Who doesn’t like a toned body with well-defined muscles that help you look good in everything? Plus, muscles aren’t just for show; they help regulate blood sugar, keep the bones and joints healthy, and provide you with energy throughout the day (among other benefits).
However, it’s not that easy to bulk up. Heck, it’s not even easy to get a toned body with some muscular definition!
To reach your muscle-building goals, you need to understand how the muscle tissue behaves under stress and what makes it grow. Next, you need to know how to maintain any growth you’ve reached and how to be patient in the process.
A quick word of caution – muscle-building is a process, and even though you can do a few things to speed things up, nothing is going to work overnight!
On the other hand, if you follow all the steps, time will pass by a lot faster and you’ll start seeing incredible results. Today we’ll talk about how muscles work and how to get to your dream body shape.
How Do You Get Muscles?
The main way of getting strong and big muscles is through exercise. However, the exercise needs to be intense enough to injure your muscle fibers. That’s why weightlifting is the most recommended method for muscle building.
When the fibers get injured, this triggers a body’s natural mechanism that kicks in and helps create new fibers. As the process continues, the muscles grow in size and strength until they reach their full potential.

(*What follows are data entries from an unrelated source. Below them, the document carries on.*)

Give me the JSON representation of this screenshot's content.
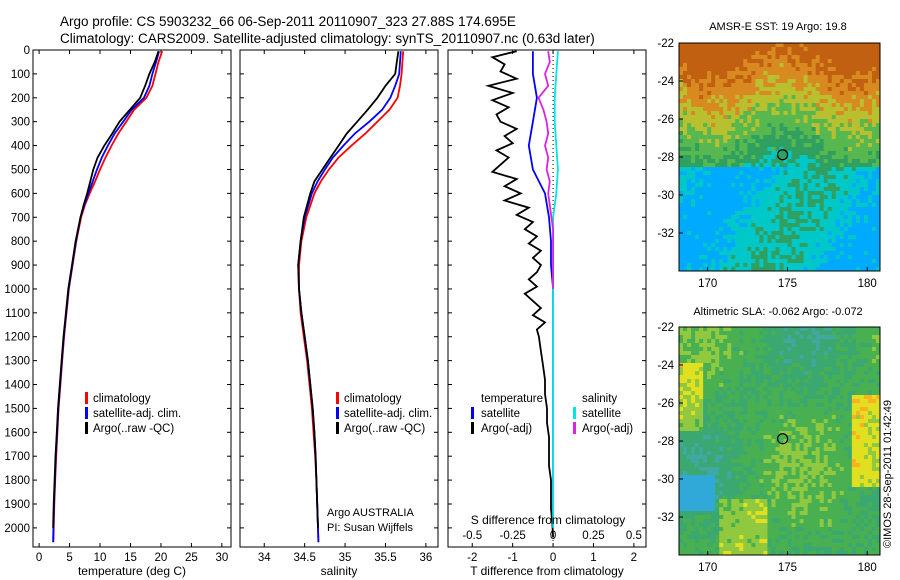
{
  "title": {
    "line1": "Argo profile: CS 5903232_66 06-Sep-2011 20110907_323 27.88S 174.695E",
    "line2": "Climatology: CARS2009. Satellite-adjusted climatology: synTS_20110907.nc (0.63d later)"
  },
  "colors": {
    "climatology": "#ff0000",
    "satellite": "#0000ff",
    "argo": "#000000",
    "s_satellite": "#00e5e5",
    "s_argo": "#e022e0"
  },
  "credits": {
    "argo_line": "Argo AUSTRALIA",
    "pi_line": "PI: Susan Wijffels",
    "imos": "©IMOS 28-Sep-2011 01:42:49"
  },
  "chart_data": [
    {
      "type": "line",
      "name": "temperature-panel",
      "xlabel": "temperature (deg C)",
      "ylabel": "",
      "xlim": [
        -1,
        31.5
      ],
      "ylim": [
        2080,
        0
      ],
      "xticks": [
        "0",
        "5",
        "10",
        "15",
        "20",
        "25",
        "30"
      ],
      "yticks": [
        "0",
        "100",
        "200",
        "300",
        "400",
        "500",
        "600",
        "700",
        "800",
        "900",
        "1000",
        "1100",
        "1200",
        "1300",
        "1400",
        "1500",
        "1600",
        "1700",
        "1800",
        "1900",
        "2000"
      ],
      "legend": [
        "climatology",
        "satellite-adj. clim.",
        "Argo(..raw -QC)"
      ],
      "series": [
        {
          "name": "climatology",
          "depth": [
            5,
            50,
            100,
            150,
            200,
            250,
            300,
            350,
            400,
            450,
            500,
            550,
            600,
            650,
            700,
            800,
            900,
            1000,
            1100,
            1200,
            1300,
            1400,
            1500,
            1600,
            1700,
            1800,
            1900,
            2000,
            2060
          ],
          "values": [
            20.2,
            19.6,
            19.1,
            18.6,
            17.6,
            15.6,
            14.3,
            13.0,
            11.9,
            10.9,
            10.0,
            9.2,
            8.3,
            7.5,
            6.9,
            6.1,
            5.5,
            4.9,
            4.5,
            4.1,
            3.8,
            3.5,
            3.2,
            3.0,
            2.8,
            2.65,
            2.5,
            2.4,
            2.35
          ]
        },
        {
          "name": "satellite-adj. clim.",
          "depth": [
            5,
            50,
            100,
            150,
            200,
            250,
            300,
            350,
            400,
            450,
            500,
            550,
            600,
            650,
            700,
            800,
            900,
            1000,
            1100,
            1200,
            1300,
            1400,
            1500,
            1600,
            1700,
            1800,
            1900,
            2000,
            2060
          ],
          "values": [
            19.7,
            19.2,
            18.6,
            18.1,
            17.2,
            15.2,
            13.8,
            12.4,
            11.3,
            10.3,
            9.5,
            8.8,
            8.1,
            7.4,
            6.8,
            6.05,
            5.45,
            4.85,
            4.45,
            4.05,
            3.75,
            3.45,
            3.15,
            2.95,
            2.75,
            2.6,
            2.45,
            2.35,
            2.3
          ]
        },
        {
          "name": "Argo(..raw -QC)",
          "depth": [
            5,
            50,
            100,
            150,
            200,
            250,
            300,
            350,
            400,
            450,
            500,
            550,
            600,
            650,
            700,
            800,
            900,
            1000,
            1100,
            1200,
            1300,
            1400,
            1500,
            1600,
            1700,
            1800,
            1900,
            2000
          ],
          "values": [
            19.6,
            19.0,
            18.1,
            17.4,
            16.6,
            14.9,
            13.2,
            12.0,
            10.7,
            9.6,
            8.9,
            8.4,
            7.9,
            7.3,
            6.8,
            6.0,
            5.4,
            4.8,
            4.4,
            4.0,
            3.7,
            3.4,
            3.1,
            2.9,
            2.7,
            2.55,
            2.4,
            2.3
          ]
        }
      ]
    },
    {
      "type": "line",
      "name": "salinity-panel",
      "xlabel": "salinity",
      "ylabel": "",
      "xlim": [
        33.7,
        36.15
      ],
      "ylim": [
        2080,
        0
      ],
      "xticks": [
        "34",
        "34.5",
        "35",
        "35.5",
        "36"
      ],
      "legend": [
        "climatology",
        "satellite-adj. clim.",
        "Argo(..raw -QC)"
      ],
      "series": [
        {
          "name": "climatology",
          "depth": [
            5,
            50,
            100,
            150,
            200,
            250,
            300,
            350,
            400,
            450,
            500,
            550,
            600,
            700,
            800,
            900,
            1000,
            1100,
            1200,
            1300,
            1400,
            1500,
            1600,
            1700,
            1800,
            1900,
            2000,
            2060
          ],
          "values": [
            35.72,
            35.71,
            35.7,
            35.68,
            35.65,
            35.55,
            35.4,
            35.25,
            35.08,
            34.92,
            34.8,
            34.7,
            34.62,
            34.52,
            34.46,
            34.43,
            34.43,
            34.45,
            34.49,
            34.53,
            34.56,
            34.59,
            34.61,
            34.63,
            34.645,
            34.655,
            34.665,
            34.67
          ]
        },
        {
          "name": "satellite-adj. clim.",
          "depth": [
            5,
            50,
            100,
            150,
            200,
            250,
            300,
            350,
            400,
            450,
            500,
            550,
            600,
            700,
            800,
            900,
            1000,
            1100,
            1200,
            1300,
            1400,
            1500,
            1600,
            1700,
            1800,
            1900,
            2000,
            2060
          ],
          "values": [
            35.69,
            35.68,
            35.67,
            35.62,
            35.56,
            35.46,
            35.3,
            35.12,
            34.98,
            34.85,
            34.75,
            34.66,
            34.59,
            34.5,
            34.45,
            34.42,
            34.43,
            34.46,
            34.5,
            34.54,
            34.57,
            34.6,
            34.62,
            34.635,
            34.645,
            34.655,
            34.665,
            34.67
          ]
        },
        {
          "name": "Argo(..raw -QC)",
          "depth": [
            5,
            50,
            100,
            150,
            200,
            250,
            300,
            350,
            400,
            450,
            500,
            550,
            600,
            700,
            800,
            900,
            1000,
            1100,
            1200,
            1300,
            1400,
            1500,
            1600,
            1700,
            1800,
            1900,
            2000
          ],
          "values": [
            35.66,
            35.64,
            35.62,
            35.5,
            35.4,
            35.28,
            35.15,
            35.02,
            34.92,
            34.82,
            34.72,
            34.62,
            34.57,
            34.49,
            34.45,
            34.42,
            34.43,
            34.46,
            34.5,
            34.54,
            34.57,
            34.6,
            34.62,
            34.635,
            34.645,
            34.655,
            34.665
          ]
        }
      ]
    },
    {
      "type": "line",
      "name": "difference-panel",
      "xlabel": "T difference from climatology",
      "x2label": "S difference from climatology",
      "xlim": [
        -2.6,
        2.3
      ],
      "ylim": [
        2080,
        0
      ],
      "xticks": [
        "-2",
        "-1",
        "0",
        "1",
        "2"
      ],
      "x2ticks": [
        "-0.5",
        "-0.25",
        "0",
        "0.25",
        "0.5"
      ],
      "legend_headers": [
        "temperature",
        "salinity"
      ],
      "legend": [
        "satellite",
        "Argo(-adj)",
        "satellite",
        "Argo(-adj)"
      ],
      "series": [
        {
          "name": "satellite",
          "quantity": "temperature",
          "depth": [
            5,
            100,
            200,
            300,
            400,
            500,
            600,
            700,
            800,
            900,
            1000,
            1200,
            1400,
            1600,
            1800,
            2000
          ],
          "values": [
            -0.5,
            -0.5,
            -0.4,
            -0.5,
            -0.6,
            -0.5,
            -0.2,
            -0.1,
            -0.05,
            -0.05,
            0,
            0,
            0,
            0,
            0,
            0
          ]
        },
        {
          "name": "Argo(-adj)",
          "quantity": "temperature",
          "depth": [
            5,
            30,
            60,
            90,
            120,
            150,
            180,
            210,
            240,
            270,
            300,
            330,
            360,
            390,
            420,
            450,
            480,
            510,
            540,
            570,
            600,
            630,
            660,
            690,
            720,
            750,
            780,
            810,
            840,
            870,
            900,
            930,
            960,
            990,
            1020,
            1050,
            1080,
            1110,
            1140,
            1170,
            1200,
            1260,
            1320,
            1380,
            1440,
            1500,
            1560,
            1620,
            1680,
            1740,
            1800,
            1860,
            1920,
            1980,
            2040
          ],
          "values": [
            -0.9,
            -1.5,
            -1.2,
            -1.3,
            -0.9,
            -1.6,
            -1.0,
            -1.5,
            -1.1,
            -1.4,
            -1.3,
            -0.9,
            -1.2,
            -1.0,
            -1.4,
            -1.1,
            -1.3,
            -1.5,
            -0.9,
            -1.2,
            -0.8,
            -1.2,
            -0.6,
            -0.9,
            -0.5,
            -0.7,
            -0.4,
            -0.6,
            -0.3,
            -0.5,
            -0.3,
            -0.4,
            -0.6,
            -0.4,
            -0.7,
            -0.5,
            -0.3,
            -0.5,
            -0.2,
            -0.4,
            -0.35,
            -0.3,
            -0.25,
            -0.2,
            -0.2,
            -0.15,
            -0.15,
            -0.1,
            -0.1,
            -0.1,
            -0.05,
            -0.05,
            -0.05,
            -0.02,
            0
          ]
        },
        {
          "name": "satellite",
          "quantity": "salinity",
          "depth": [
            5,
            100,
            200,
            300,
            400,
            500,
            600,
            700,
            800,
            1000,
            1400,
            2000
          ],
          "values": [
            0.03,
            0.02,
            0.01,
            0.01,
            0.02,
            0.03,
            0.02,
            0.0,
            0.0,
            0.0,
            0.0,
            0.0
          ]
        },
        {
          "name": "Argo(-adj)",
          "quantity": "salinity",
          "depth": [
            5,
            50,
            100,
            150,
            200,
            250,
            300,
            350,
            400,
            450,
            500,
            550,
            600,
            650,
            700,
            750,
            800,
            900,
            1000
          ],
          "values": [
            -0.03,
            -0.02,
            -0.05,
            -0.03,
            -0.09,
            -0.06,
            -0.04,
            -0.03,
            -0.05,
            -0.03,
            -0.04,
            -0.02,
            -0.03,
            -0.02,
            -0.01,
            0.0,
            0.0,
            0.0,
            0.0
          ]
        }
      ]
    },
    {
      "type": "heatmap",
      "name": "sst-map",
      "title": "AMSR-E SST: 19 Argo: 19.8",
      "xticks": [
        "170",
        "175",
        "180"
      ],
      "yticks": [
        "-22",
        "-24",
        "-26",
        "-28",
        "-30",
        "-32"
      ],
      "xlim": [
        168.2,
        180.8
      ],
      "ylim": [
        -34,
        -22
      ],
      "argo_position": [
        174.695,
        -27.88
      ],
      "colorscale": [
        "#00aaff",
        "#00c8c8",
        "#30a060",
        "#58b850",
        "#b8c030",
        "#d88a20",
        "#c06010"
      ]
    },
    {
      "type": "heatmap",
      "name": "sla-map",
      "title": "Altimetric SLA: -0.062 Argo: -0.072",
      "xticks": [
        "170",
        "175",
        "180"
      ],
      "yticks": [
        "-22",
        "-24",
        "-26",
        "-28",
        "-30",
        "-32"
      ],
      "xlim": [
        168.2,
        180.8
      ],
      "ylim": [
        -34,
        -22
      ],
      "argo_position": [
        174.695,
        -27.88
      ],
      "colorscale": [
        "#30a8d8",
        "#40a8a0",
        "#3aa870",
        "#48b050",
        "#90c840",
        "#e0e020",
        "#ffb020"
      ]
    }
  ]
}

Plus, there are a couple of hormones that also help with muscle growth by making sure the cells in charge with the repair reach the right spot and by managing overall growth. For instance, resistance training triggers the release of growth hormone which puts the metabolism to work and helps turn amino acids into protein which are used by the muscles.
That’s why the products designed to support your efforts contain essential supplements for muscle gain. If taken correctly, these promote growth and help reduce fatigue and soreness
How to Build Up Your Muscles?
Luckily, you don’t have to sleep at the gym to get contoured muscles! However, it’s important to understand how to work out, which exercises are the most efficient for you, and how to integrate rest into your program.
With the right type of exercise, you only need two or three rounds of 20 to 30 minutes per week in order to see results. However, as you get used to the intensity and duration of the exercises, you’ll need to switch up and build your own routine.
Here are some of the exercises you can include in your routine (after your warmup):
- Pushups, squats, lunges (these are exercises that only work with your body weight and are great for beginners)
- Exercises with free weights (dumbells or anything you have around the house)
- Resistance band
- Working on a stationary weight machine
Each set should have about 15 repetitions in a row. Take breaks in between sets (about 1 minute) and complete as many sets as you can without injuring yourself. If you want to see some sign of progress, keep track of how many sets you’re doing. If there’s an increase, it means you’re getting stronger.
Quick tip: when choosing your weights, don’t go for the heaviest or the lightest! Choose the ones that make you feel that nice burn after one set of repetitions.
Muscle growth is affected by a wide range of factors, but anyone can get stronger. Furthermore, if you don’t like the gym, there are other ways to work out and feel good about yourself. So keep active and consistent in your efforts!